The neurotoxicity of MDMA however, remains somewhat unclear, though if there is any at all it seems to be no more than that caused by such prescription drugs as Fenfluramine, a Schedule IV drug used to treat obesity (e.g., see Frederick, et al., 1998 and McCann & Ricaurte, 1995). The glaringly obvious difference which automatically appears here, however, is that while Fenfluramine (which has been used by over 50 million patients) is taken daily for sometimes many consecutive months, a dose of MDMA used in psychotherapy may be given only once or twice a year, if that. Even McCann and Ricaurte (proponents of MDMA neurotoxicity) have said, "Although it is not clear why the potential for serotonin neurotoxicity in humans receiving Fenfluramine has not received much attention, it may be, in part, related to its use in a more socially acceptable therapeutic setting," (McCann & Ricaurte, 1995).

Regarding the actual neurotoxicity caused by both MDMA and Fenfluramine in animals (not humans), they have both been found in monkeys and rats to deplete serotonin levels as measured by reduced levels of 5-hydroxyindoleacetic acid (5-HIAA), a metabolite of serotonin, in the cerebral spinal fluid (CSF) (e.g., Ricaurte, et al., 1988a; Steele, et al., 1994; Hegadoren, et al., 1995; Fischer, et al., 1995; McCann, et al., 1996),reduced levels of serotonin as measured directly (e.g., Ricaurte, et al., 1988b), and increased locomotor activity (Nagilla, et al., 1998). The reduced serotonin levels seem to be due to changes in serotonergicc neurons, specifically at pre- synaptic serotonin uptake sites (Sprague, et al., 1998). Even though these studies with high dosages and/or repeated administrations of MDMA have shown some serotonin depletion in animals, a 1993 primate study was conducted by George Ricaurte that unfortunately was never published indicating that a single experimental/therapeutic dose MDMA was probably not neurotoxic at all. In an October, 1999 letter to Neuropsychopharmacology, Franz X. Vollenweider, et al., state: "Finally, 2.5 mg/kg MDMA given p.o. once every 2 weeks for 4 months did not alter 5-HT and 5-HIAA brain content in squirrel monkeys (Ricaurte 1993, pers. comm. to the Swiss Federal Ethical Committee)," (Vollenweider, et al., 1999: pg. 599).

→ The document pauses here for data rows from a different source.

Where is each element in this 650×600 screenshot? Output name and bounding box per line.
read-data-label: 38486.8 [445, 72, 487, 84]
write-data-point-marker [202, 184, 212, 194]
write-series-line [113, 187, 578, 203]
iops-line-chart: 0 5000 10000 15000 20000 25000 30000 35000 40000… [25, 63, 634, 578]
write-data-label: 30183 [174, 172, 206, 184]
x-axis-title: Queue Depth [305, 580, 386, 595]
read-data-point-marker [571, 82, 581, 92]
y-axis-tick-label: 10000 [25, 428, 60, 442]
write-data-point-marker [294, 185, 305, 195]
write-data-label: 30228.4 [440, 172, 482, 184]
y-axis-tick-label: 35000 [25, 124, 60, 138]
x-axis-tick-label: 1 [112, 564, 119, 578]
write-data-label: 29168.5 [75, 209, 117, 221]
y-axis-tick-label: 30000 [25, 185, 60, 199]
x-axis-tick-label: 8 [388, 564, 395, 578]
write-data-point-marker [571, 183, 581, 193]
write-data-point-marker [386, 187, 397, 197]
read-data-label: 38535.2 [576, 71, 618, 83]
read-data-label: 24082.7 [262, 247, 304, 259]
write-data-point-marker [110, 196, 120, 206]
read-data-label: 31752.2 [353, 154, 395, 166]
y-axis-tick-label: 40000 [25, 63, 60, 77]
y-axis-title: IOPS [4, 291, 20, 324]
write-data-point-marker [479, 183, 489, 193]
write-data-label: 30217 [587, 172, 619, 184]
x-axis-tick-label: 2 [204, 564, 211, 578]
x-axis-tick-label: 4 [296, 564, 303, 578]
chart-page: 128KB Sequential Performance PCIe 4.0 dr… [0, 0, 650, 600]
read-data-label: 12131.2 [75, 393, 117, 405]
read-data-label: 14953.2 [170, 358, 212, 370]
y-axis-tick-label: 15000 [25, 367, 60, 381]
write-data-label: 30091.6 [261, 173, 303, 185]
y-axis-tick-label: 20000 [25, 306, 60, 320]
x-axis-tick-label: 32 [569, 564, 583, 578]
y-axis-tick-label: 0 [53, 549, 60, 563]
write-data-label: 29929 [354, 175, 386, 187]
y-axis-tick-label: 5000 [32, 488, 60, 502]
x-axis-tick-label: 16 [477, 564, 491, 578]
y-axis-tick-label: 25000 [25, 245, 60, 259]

There are several problems with neurotoxicological studies being generalized to humans occasionally using a therapeutic dose of MDMA in a clinical setting. First, the dosages used in rats and monkeys have been anywhere from 20-80 mg/kg, sometimes administered subcutaneously, intramuscularly or intraperitoneally (i.e., without a 'first pass' through the stomach and liver) (Hegadoren, et al., 1999). Also, 20-80 mg/kg in a 50-100 kg (110- 220 lb) human equals 1000-80,000mg of MDMA consumed, and in these studies this dosage was sometimes given repeatedly in one day or over a few days to elicit the reported neurotoxicity. These dosages are quite high, to say the least, given the normal therapeutic dose of 50-250 mg. Another problem, perhaps supporting the strongest case against the neurotoxicity data, is that generalizing findings across species is by itself inconclusive. Dan Perrine (1996) points out that "while serotonin neurodamage in monkeys from MDMA appears to be permanent, in rats function seems slowly to return to normal," (pg. 305). So presently, the debate still rages on as to whether MDMA cause neurotoxicity or not. It does seem tragic however, that because of its Schedule I status, the research which needs to be done on MDMA to show its probable harmlessness and already-proven clinical efficacy has been severely hampered while drugs such as Fenfluramine continue to be prescribed on a regular basis.